10 Must-See Works at Art Basel Miami Beach 2014

© Art Basel in Miami Beach 2014 | Jack Shainman Gallery. MCH Messe Schweiz (Basel) AG

With thousands of artworks from upwards of 250 galleries on display, here’s our shortlist for what not to miss at this year’s fair.

Anish Kapoor Fold at Paragon Contemporary (A09)
Anish Kapoor's signature works—those glossy, concave, mirror-like sculptures—may be everywhere in the convention center, but Paragon Contemporary is carrying two pieces from his latest series, Fold. The works, which are etchings on two pieces of paper arranged like an opened book, mark a new medium for the award-winning artist.

Ai Weiwei Crystal Cube at Neugerriemschneider (C15)
The controversial artist’s painted vases can be found in a few booths across the center, but his latest piece is a single 1-by-1-by-1-meter solid crystal cube weighing 2.6 tons.

Aaron Curry at Almine Rech Gallery (C12)
With his brightly colored works that blur the lines between painting and sculpture, Aaron Curry remains one of the top artists of the moment. A colorful wooden piece, akin to his much-lauded 2013 installations at New York's Lincoln Center, is currently on display at Almine Rech Gallery's booth.

James Turrell at Galería OMR/Häusler Contemporary (B19)
Spectators are swarming to get a peek at this rare showcase from James Turrell, an 11-by-7-foot multicolor LED light installation. “James Turrell doesn’t like to present his work at art fairs,” explains gallerist Wolfgang Häusler, noting the artist fears that crowds might hinder the viewer’s experience of his otherworldly installations.

Jaume Plensa at Galerie Lelong (G01)
With his fame rooted in public spaces like New York’s Madison Square Park and Chicago’s Millennium Park, it is interesting to see the concept behind Plensa’s enormous face sculptures scaled down to a 6-foot-tall wood carving.

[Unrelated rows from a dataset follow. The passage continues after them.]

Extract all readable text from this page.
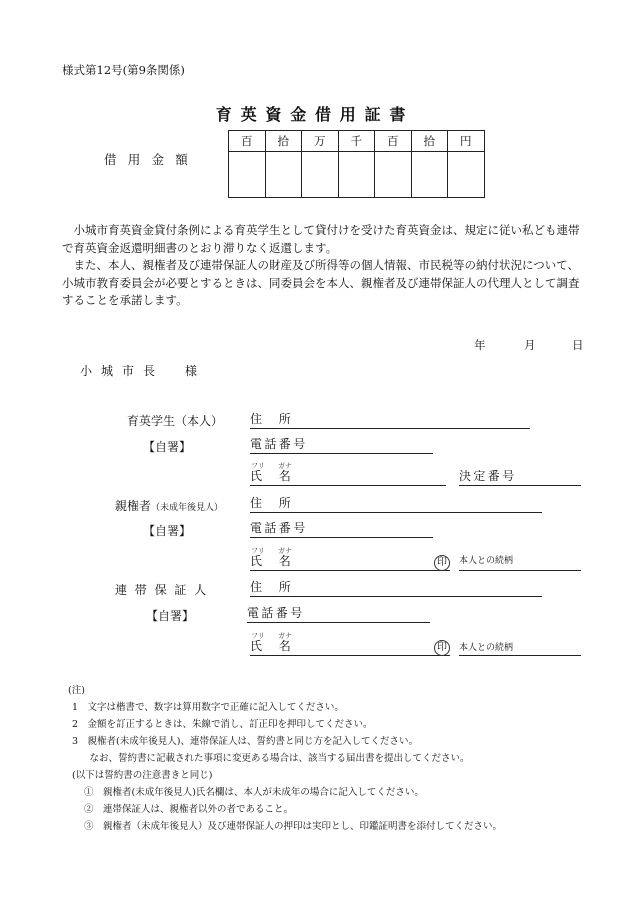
様式第12号(第9条関係)
育英資金借用証書
借用金額
百	拾	万	千	百	拾	円

小城市育英資金貸付条例による育英学生として貸付けを受けた育英資金は、規定に従い私ども連帯で育英資金返還明細書のとおり滞りなく返還します。
また、本人、親権者及び連帯保証人の財産及び所得等の個人情報、市民税等の納付状況について、小城市教育委員会が必要とするときは、同委員会を本人、親権者及び連帯保証人の代理人として調査することを承諾します。
年	月	日
小城市長　様
育英学生（本人）
【自署】
住　所
電話番号
フリ ガナ
氏　名	決定番号
親権者（未成年後見人）
【自署】
住　所
電話番号
フリ ガナ
氏　名	印	本人との続柄
連帯保証人
【自署】
住　所
電話番号
フリ ガナ
氏　名	印	本人との続柄
(注)
1　文字は楷書で、数字は算用数字で正確に記入してください。
2　金額を訂正するときは、朱線で消し、訂正印を押印してください。
3　親権者(未成年後見人)、連帯保証人は、誓約書と同じ方を記入してください。
　なお、誓約書に記載された事項に変更ある場合は、該当する届出書を提出してください。
(以下は誓約書の注意書きと同じ)
①　親権者(未成年後見人)氏名欄は、本人が未成年の場合に記入してください。
②　連帯保証人は、親権者以外の者であること。
③　親権者（未成年後見人）及び連帯保証人の押印は実印とし、印鑑証明書を添付してください。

Perhaps most impressive, however, is the graphite-on-paper sketch that accompanies the work, which somehow carries the same dreamy quality as his sculptures.

Nick Cave Soundsuit at Jack Shainman Gallery (B21)
Nick Cave began making his signature knitted mannequins in response to the 1991 Rodney King beating, noting his hope to obscure the body from race, class or gender and thus forcing the viewer to look without judgment. The piece currently on view at Jack Shainman Gallery’s booth is a brand new contribution to the extensive collection.

Paul Feeley at Garth Greenan Gallery (S03)
The artist who gave Jackson Pollock his first museum show is finally receiving recognition for his own works nearly 50 years after his death. Garth Greenan Gallery is devoting their entire booth this year to Paul Feeley, displaying paintings ranging from 1962-1965 as well as the last work he ever made—a maquette of a sculpture that never came into fruition.

Teresita Fernández at Lehmann Maupin (K16)
In anticipation of her forthcoming solo show at New York–based gallery Lehman Maupin, this glittering, gold-on-black series offers just a slice of what is to be expected from conceptual artist Teresita Fernández.

Ellsworth Kelly White Form at Matthew Marks (C06)
Placed next to contemporary artists like Gary Hume and Anne Truitt, this 2012 painted-aluminum piece demonstrates how 91-year-old Ellsworth Kelly is still producing relevant works today.

Carlos Cruz-Diez at Maxwell Davidson Gallery (B12) and DAN Galería (A04)
The biggest Carlos Cruz-Diez work at the convention is the 13-foot-long aluminum and Plexiglas Physichromie 1853 at the Maxwell Davidson Gallery, but be sure to leave time for the collection of South American kinetic artists across the way at DAN Galería, which includes pieces by Macaparana, Jesus Soto and more from Cruz-Diez.